As friends who speculate in stocks know, MACD is one of the most commonly used indicators among various technical indicators of stocks, and it is also an important indicator for analyzing stock prices. However, many stock market professionals are not familiar with MACD. Let's take a look together. What is the MACD indicator, and how should MACD lines be viewed?
MACD, also known as the Similarity Moving Average in Chinese, is a major trend indicator developed from the dual index moving average. The MACD indicator consists of five parts: long-term moving average MACD, short-term DIF, red energy bar, green energy bar, and 0-axis. The MACD indicator uses the intersection of the long-term MACD and short-term moving average DIF as signals to reflect the current bullish and bearish conditions and the possible future trends of stock prices.

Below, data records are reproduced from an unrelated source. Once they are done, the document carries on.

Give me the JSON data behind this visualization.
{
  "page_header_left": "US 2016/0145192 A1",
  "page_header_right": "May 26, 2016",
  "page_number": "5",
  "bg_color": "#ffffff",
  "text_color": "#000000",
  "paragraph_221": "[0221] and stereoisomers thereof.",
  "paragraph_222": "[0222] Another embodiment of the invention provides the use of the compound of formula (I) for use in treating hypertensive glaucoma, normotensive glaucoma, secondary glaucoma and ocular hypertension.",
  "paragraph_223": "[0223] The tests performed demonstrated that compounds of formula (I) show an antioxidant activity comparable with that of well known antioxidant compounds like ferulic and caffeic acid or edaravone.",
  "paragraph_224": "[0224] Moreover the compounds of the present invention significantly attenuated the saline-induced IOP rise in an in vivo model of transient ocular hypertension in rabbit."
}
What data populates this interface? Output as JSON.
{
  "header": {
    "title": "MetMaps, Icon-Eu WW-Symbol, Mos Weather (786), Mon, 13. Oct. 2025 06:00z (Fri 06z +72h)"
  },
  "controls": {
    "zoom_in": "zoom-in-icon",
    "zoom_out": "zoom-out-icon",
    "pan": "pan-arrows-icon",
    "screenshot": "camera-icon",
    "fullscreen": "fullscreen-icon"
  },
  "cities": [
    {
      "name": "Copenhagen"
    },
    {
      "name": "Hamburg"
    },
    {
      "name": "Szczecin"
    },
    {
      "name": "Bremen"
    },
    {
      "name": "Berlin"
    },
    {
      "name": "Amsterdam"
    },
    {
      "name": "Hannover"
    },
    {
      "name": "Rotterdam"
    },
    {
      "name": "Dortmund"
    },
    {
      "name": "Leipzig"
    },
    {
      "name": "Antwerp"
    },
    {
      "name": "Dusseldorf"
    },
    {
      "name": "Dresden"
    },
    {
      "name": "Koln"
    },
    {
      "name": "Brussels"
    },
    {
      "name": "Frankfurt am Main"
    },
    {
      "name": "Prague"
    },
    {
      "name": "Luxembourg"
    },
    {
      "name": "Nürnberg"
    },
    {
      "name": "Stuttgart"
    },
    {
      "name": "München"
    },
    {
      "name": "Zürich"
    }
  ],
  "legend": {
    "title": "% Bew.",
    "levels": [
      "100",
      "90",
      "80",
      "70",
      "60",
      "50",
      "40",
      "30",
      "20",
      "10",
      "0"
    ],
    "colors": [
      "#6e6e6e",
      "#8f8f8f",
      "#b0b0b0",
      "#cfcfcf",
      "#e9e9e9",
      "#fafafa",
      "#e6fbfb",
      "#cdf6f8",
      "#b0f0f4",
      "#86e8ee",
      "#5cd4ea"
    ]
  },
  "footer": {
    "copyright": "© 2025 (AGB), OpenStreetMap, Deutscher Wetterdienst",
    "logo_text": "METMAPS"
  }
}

When investors buy stocks, they should follow the law of buying with a golden fork and selling with a dead fork. MACD has two lines: red belongs to the fast line, blue belongs to the slow line, and red fluctuates more and blue fluctuates less. When the red line on the MACD crosses the blue line, it is the golden cross of the MACD. Generally, the stock is not easy to fall after the golden cross, so the appearance of the golden cross is a signal to buy the stock. On the contrary, when the red line crosses the blue line, it is a dead cross, and the dead cross is a signal to sell the stock.
Investors can also observe the red and green bars of MACD, which represent the power of long and short positions. When the MACD bar is red and continues to diverge, it usually indicates that the stock market is in a rapid upward state with strong upward momentum and is a signal to buy stocks. When the MACD bar is red and begins to contract, it indicates that the momentum of the stock market's rise has begun to decline and the stock price will start a new downward trend, which is a signal of selling stocks; When the MACD bar is green and continues to diverge, it indicates that the stock market is in a rapid decline stage and is a signal to sell stocks. When the MACD bar is green and gradually converging, it often indicates that the sharp decline phase of the market has ended and is a signal to buy stocks.

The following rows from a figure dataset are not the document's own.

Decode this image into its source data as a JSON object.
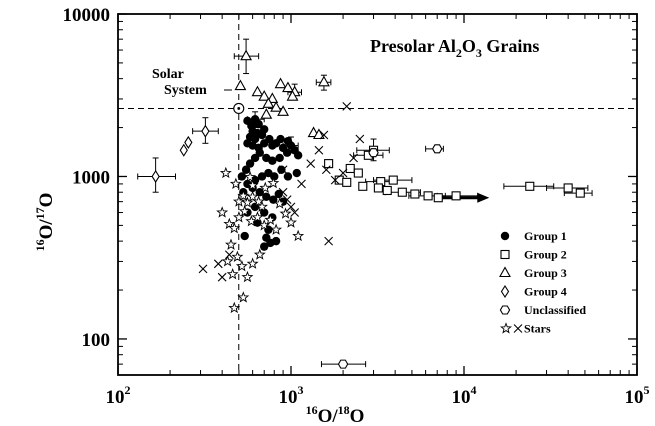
{
  "chart_data": {
    "type": "scatter",
    "title": "Presolar Al2O3 Grains",
    "title_parts": {
      "pre": "Presolar Al",
      "sub1": "2",
      "mid": "O",
      "sub2": "3",
      "post": " Grains"
    },
    "xlabel": "16O/18O",
    "ylabel": "16O/17O",
    "xlabel_parts": {
      "sup1": "16",
      "a": "O/",
      "sup2": "18",
      "b": "O"
    },
    "ylabel_parts": {
      "sup1": "16",
      "a": "O/",
      "sup2": "17",
      "b": "O"
    },
    "x_scale": "log",
    "y_scale": "log",
    "xlim": [
      100,
      100000
    ],
    "ylim": [
      60,
      10000
    ],
    "x_ticks": [
      {
        "value": 100,
        "base": "10",
        "exp": "2"
      },
      {
        "value": 1000,
        "base": "10",
        "exp": "3"
      },
      {
        "value": 10000,
        "base": "10",
        "exp": "4"
      },
      {
        "value": 100000,
        "base": "10",
        "exp": "5"
      }
    ],
    "y_ticks": [
      {
        "value": 100,
        "label": "100"
      },
      {
        "value": 1000,
        "label": "1000"
      },
      {
        "value": 10000,
        "label": "10000"
      }
    ],
    "reference_lines": {
      "solar_x": 499,
      "solar_y": 2622
    },
    "annotation": {
      "line1": "Solar",
      "line2": "System"
    },
    "legend_position": "bottom-right",
    "series": [
      {
        "name": "Group 1",
        "marker": "filled-circle",
        "points": [
          [
            560,
            2200
          ],
          [
            590,
            2050
          ],
          [
            620,
            2250
          ],
          [
            650,
            2100
          ],
          [
            600,
            1900
          ],
          [
            640,
            1850
          ],
          [
            580,
            1750
          ],
          [
            620,
            1700
          ],
          [
            680,
            1800
          ],
          [
            700,
            1950
          ],
          [
            560,
            1600
          ],
          [
            600,
            1550
          ],
          [
            650,
            1500
          ],
          [
            700,
            1600
          ],
          [
            750,
            1700
          ],
          [
            780,
            1550
          ],
          [
            820,
            1600
          ],
          [
            870,
            1700
          ],
          [
            900,
            1500
          ],
          [
            960,
            1650
          ],
          [
            1000,
            1550
          ],
          [
            1050,
            1450
          ],
          [
            1100,
            1350
          ],
          [
            950,
            1400
          ],
          [
            860,
            1300
          ],
          [
            780,
            1250
          ],
          [
            720,
            1300
          ],
          [
            660,
            1400
          ],
          [
            620,
            1300
          ],
          [
            580,
            1200
          ],
          [
            550,
            1100
          ],
          [
            520,
            1000
          ],
          [
            560,
            900
          ],
          [
            620,
            950
          ],
          [
            680,
            1000
          ],
          [
            740,
            1050
          ],
          [
            800,
            1000
          ],
          [
            880,
            1100
          ],
          [
            960,
            1000
          ],
          [
            1080,
            1050
          ],
          [
            530,
            800
          ],
          [
            600,
            850
          ],
          [
            660,
            800
          ],
          [
            720,
            750
          ],
          [
            790,
            720
          ],
          [
            850,
            780
          ],
          [
            900,
            700
          ],
          [
            560,
            600
          ],
          [
            620,
            650
          ],
          [
            700,
            600
          ],
          [
            780,
            560
          ],
          [
            640,
            520
          ],
          [
            740,
            470
          ],
          [
            820,
            400
          ],
          [
            720,
            420
          ],
          [
            540,
            430
          ],
          [
            700,
            370
          ],
          [
            760,
            390
          ]
        ]
      },
      {
        "name": "Group 2",
        "marker": "open-square",
        "points": [
          [
            1650,
            1200
          ],
          [
            2200,
            1120
          ],
          [
            2450,
            1050
          ],
          [
            2800,
            1350
          ],
          [
            3000,
            1450
          ],
          [
            3300,
            930
          ],
          [
            3900,
            950
          ],
          [
            1900,
            950
          ],
          [
            2100,
            920
          ],
          [
            2600,
            870
          ],
          [
            3200,
            850
          ],
          [
            3600,
            820
          ],
          [
            4400,
            800
          ],
          [
            5200,
            780
          ],
          [
            6200,
            760
          ],
          [
            7100,
            740
          ],
          [
            9000,
            760
          ],
          [
            24000,
            870
          ],
          [
            40000,
            850
          ],
          [
            47000,
            790
          ]
        ]
      },
      {
        "name": "Group 3",
        "marker": "open-triangle",
        "points": [
          [
            550,
            5500
          ],
          [
            510,
            3600
          ],
          [
            640,
            3300
          ],
          [
            700,
            3100
          ],
          [
            780,
            3000
          ],
          [
            870,
            3700
          ],
          [
            960,
            3500
          ],
          [
            1050,
            3300
          ],
          [
            1020,
            3100
          ],
          [
            1550,
            3800
          ],
          [
            740,
            2800
          ],
          [
            720,
            2400
          ],
          [
            820,
            2650
          ],
          [
            900,
            2500
          ],
          [
            1350,
            1850
          ],
          [
            1450,
            1800
          ]
        ]
      },
      {
        "name": "Group 4",
        "marker": "open-diamond",
        "points": [
          [
            165,
            1000
          ],
          [
            320,
            1900
          ],
          [
            240,
            1450
          ],
          [
            255,
            1620
          ]
        ]
      },
      {
        "name": "Unclassified",
        "marker": "open-hexagon",
        "points": [
          [
            2000,
            70
          ],
          [
            7000,
            1480
          ],
          [
            3000,
            1400
          ]
        ]
      },
      {
        "name": "Stars",
        "marker": "star",
        "points": [
          [
            440,
            510
          ],
          [
            470,
            480
          ],
          [
            500,
            560
          ],
          [
            540,
            610
          ],
          [
            590,
            530
          ],
          [
            640,
            560
          ],
          [
            700,
            500
          ],
          [
            760,
            540
          ],
          [
            820,
            470
          ],
          [
            450,
            380
          ],
          [
            490,
            320
          ],
          [
            520,
            280
          ],
          [
            560,
            240
          ],
          [
            600,
            290
          ],
          [
            660,
            330
          ],
          [
            460,
            250
          ],
          [
            430,
            300
          ],
          [
            470,
            155
          ],
          [
            530,
            180
          ],
          [
            500,
            700
          ],
          [
            530,
            760
          ],
          [
            560,
            690
          ],
          [
            600,
            750
          ],
          [
            650,
            700
          ],
          [
            600,
            880
          ],
          [
            680,
            650
          ],
          [
            580,
            990
          ],
          [
            710,
            850
          ],
          [
            790,
            910
          ],
          [
            860,
            680
          ],
          [
            930,
            590
          ],
          [
            1000,
            520
          ],
          [
            1100,
            430
          ],
          [
            420,
            1050
          ],
          [
            480,
            900
          ],
          [
            400,
            600
          ]
        ]
      },
      {
        "name": "Stars",
        "marker": "cross",
        "points": [
          [
            310,
            270
          ],
          [
            380,
            290
          ],
          [
            400,
            240
          ],
          [
            440,
            330
          ],
          [
            900,
            800
          ],
          [
            1000,
            650
          ],
          [
            1150,
            900
          ],
          [
            1300,
            1200
          ],
          [
            1650,
            400
          ],
          [
            1550,
            1800
          ],
          [
            2100,
            2700
          ],
          [
            2500,
            1700
          ],
          [
            2300,
            1300
          ],
          [
            2000,
            1050
          ],
          [
            1800,
            950
          ],
          [
            1600,
            1100
          ],
          [
            1450,
            1450
          ],
          [
            900,
            1100
          ],
          [
            950,
            720
          ],
          [
            1050,
            600
          ]
        ]
      }
    ],
    "error_bars": [
      {
        "x": 550,
        "y": 5500,
        "xlo": 470,
        "xhi": 650,
        "ylo": 4300,
        "yhi": 7000
      },
      {
        "x": 165,
        "y": 1000,
        "xlo": 130,
        "xhi": 215,
        "ylo": 800,
        "yhi": 1300
      },
      {
        "x": 320,
        "y": 1900,
        "xlo": 270,
        "xhi": 380,
        "ylo": 1600,
        "yhi": 2300
      },
      {
        "x": 2000,
        "y": 70,
        "xlo": 1500,
        "xhi": 2700
      },
      {
        "x": 7000,
        "y": 1480,
        "xlo": 6000,
        "xhi": 7600
      },
      {
        "x": 24000,
        "y": 870,
        "xlo": 17000,
        "xhi": 33000
      },
      {
        "x": 40000,
        "y": 850,
        "xlo": 30000,
        "xhi": 52000
      },
      {
        "x": 47000,
        "y": 790,
        "xlo": 38000,
        "xhi": 55000
      },
      {
        "x": 9000,
        "y": 760,
        "xlo": 7000,
        "xhi": 12000
      },
      {
        "x": 6200,
        "y": 760,
        "xlo": 4800,
        "xhi": 7800
      },
      {
        "x": 4400,
        "y": 800,
        "xlo": 3500,
        "xhi": 5600
      },
      {
        "x": 3900,
        "y": 950,
        "xlo": 3000,
        "xhi": 5000
      },
      {
        "x": 3000,
        "y": 1450,
        "xlo": 2400,
        "xhi": 3700,
        "ylo": 1250,
        "yhi": 1700
      },
      {
        "x": 2800,
        "y": 1350,
        "xlo": 2300,
        "xhi": 3400
      },
      {
        "x": 3300,
        "y": 930,
        "xlo": 2700,
        "xhi": 4000
      },
      {
        "x": 1550,
        "y": 3800,
        "xlo": 1400,
        "xhi": 1700,
        "ylo": 3400,
        "yhi": 4200
      },
      {
        "x": 1050,
        "y": 3300,
        "xlo": 960,
        "xhi": 1150,
        "ylo": 3000,
        "yhi": 3700
      },
      {
        "x": 620,
        "y": 2250,
        "xlo": 560,
        "xhi": 700,
        "ylo": 2000,
        "yhi": 2500
      },
      {
        "x": 1000,
        "y": 1550,
        "xlo": 900,
        "xhi": 1100,
        "ylo": 1400,
        "yhi": 1750
      }
    ],
    "arrow": {
      "from": [
        7100,
        740
      ],
      "to": [
        14000,
        740
      ]
    }
  },
  "legend": {
    "items": [
      {
        "label": "Group 1",
        "marker": "filled-circle"
      },
      {
        "label": "Group 2",
        "marker": "open-square"
      },
      {
        "label": "Group 3",
        "marker": "open-triangle"
      },
      {
        "label": "Group 4",
        "marker": "open-diamond"
      },
      {
        "label": "Unclassified",
        "marker": "open-hexagon"
      },
      {
        "label": "Stars",
        "marker": "star-cross"
      }
    ]
  }
}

In addition, if there is a situation where the stock price point is higher than the high point of the previous wave, but the high point of MACD is lower than the high point of the previous wave, it indicates that the stock price may fall quickly, which is called a "bull deviation." When the low point of the stock price appears lower than the low point of the previous wave, but the low point of MACD is higher than the low point of the previous wave, it indicates that the stock price will quickly reverse and rise, and this signal is called a "bear deviation".

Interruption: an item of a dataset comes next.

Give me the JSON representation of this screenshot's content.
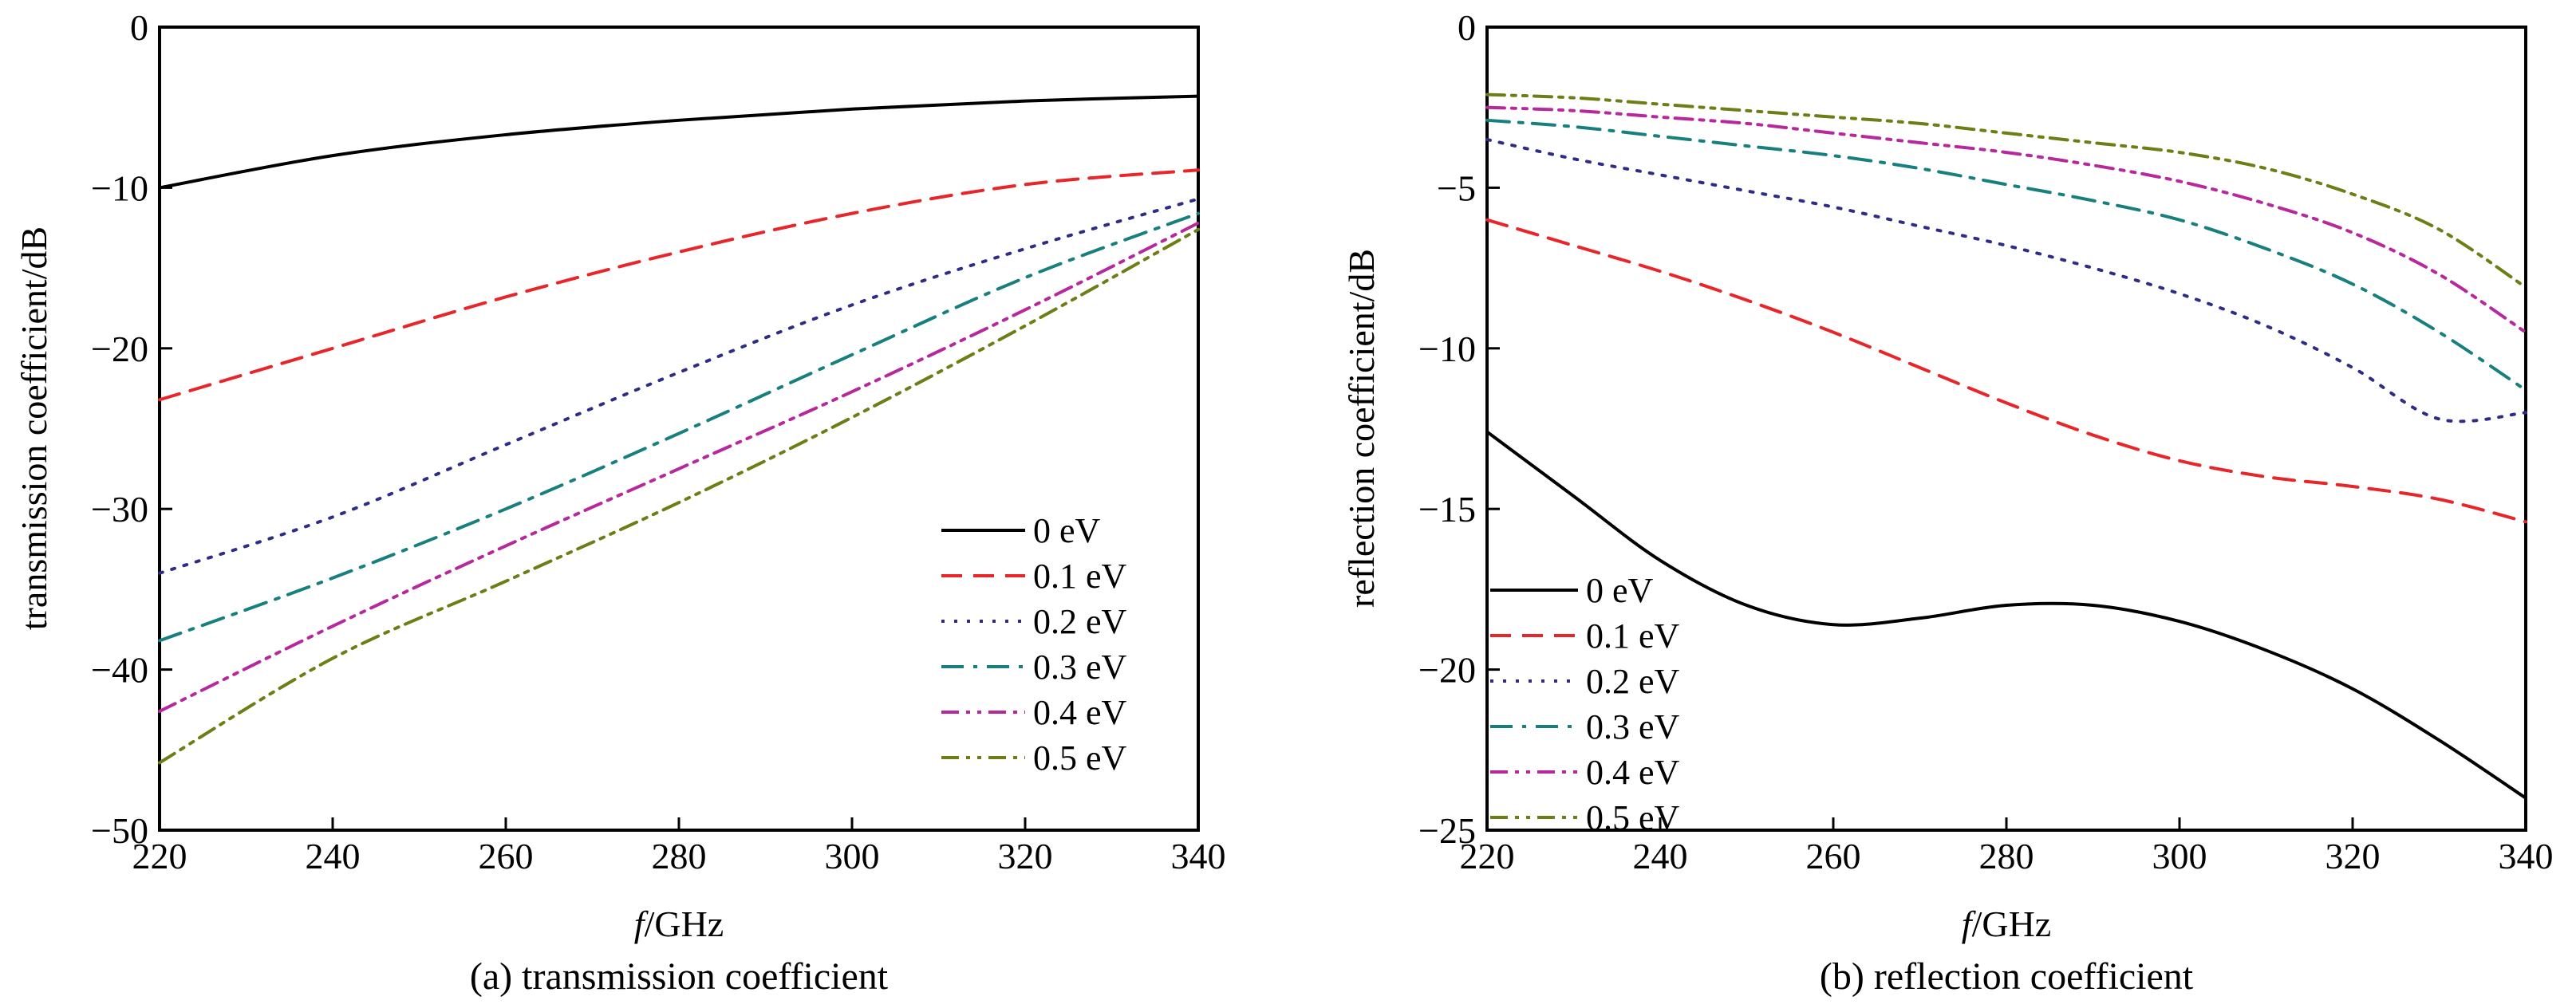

Although MACD is an important indicator for judging the stock market situation, relying solely on the MACD line to determine the stock market still has certain limitations. There are many factors that affect the stock market, and investors still need to conduct comprehensive analysis. MACD can only serve as a reference.
Finally, I would like to remind everyone that although stocks may generate high returns, they are also high-risk investments. To invest in stocks, investors need to have strong risk resistance and possess some professional knowledge and technology in the stock market; otherwise, they should not easily enter the market.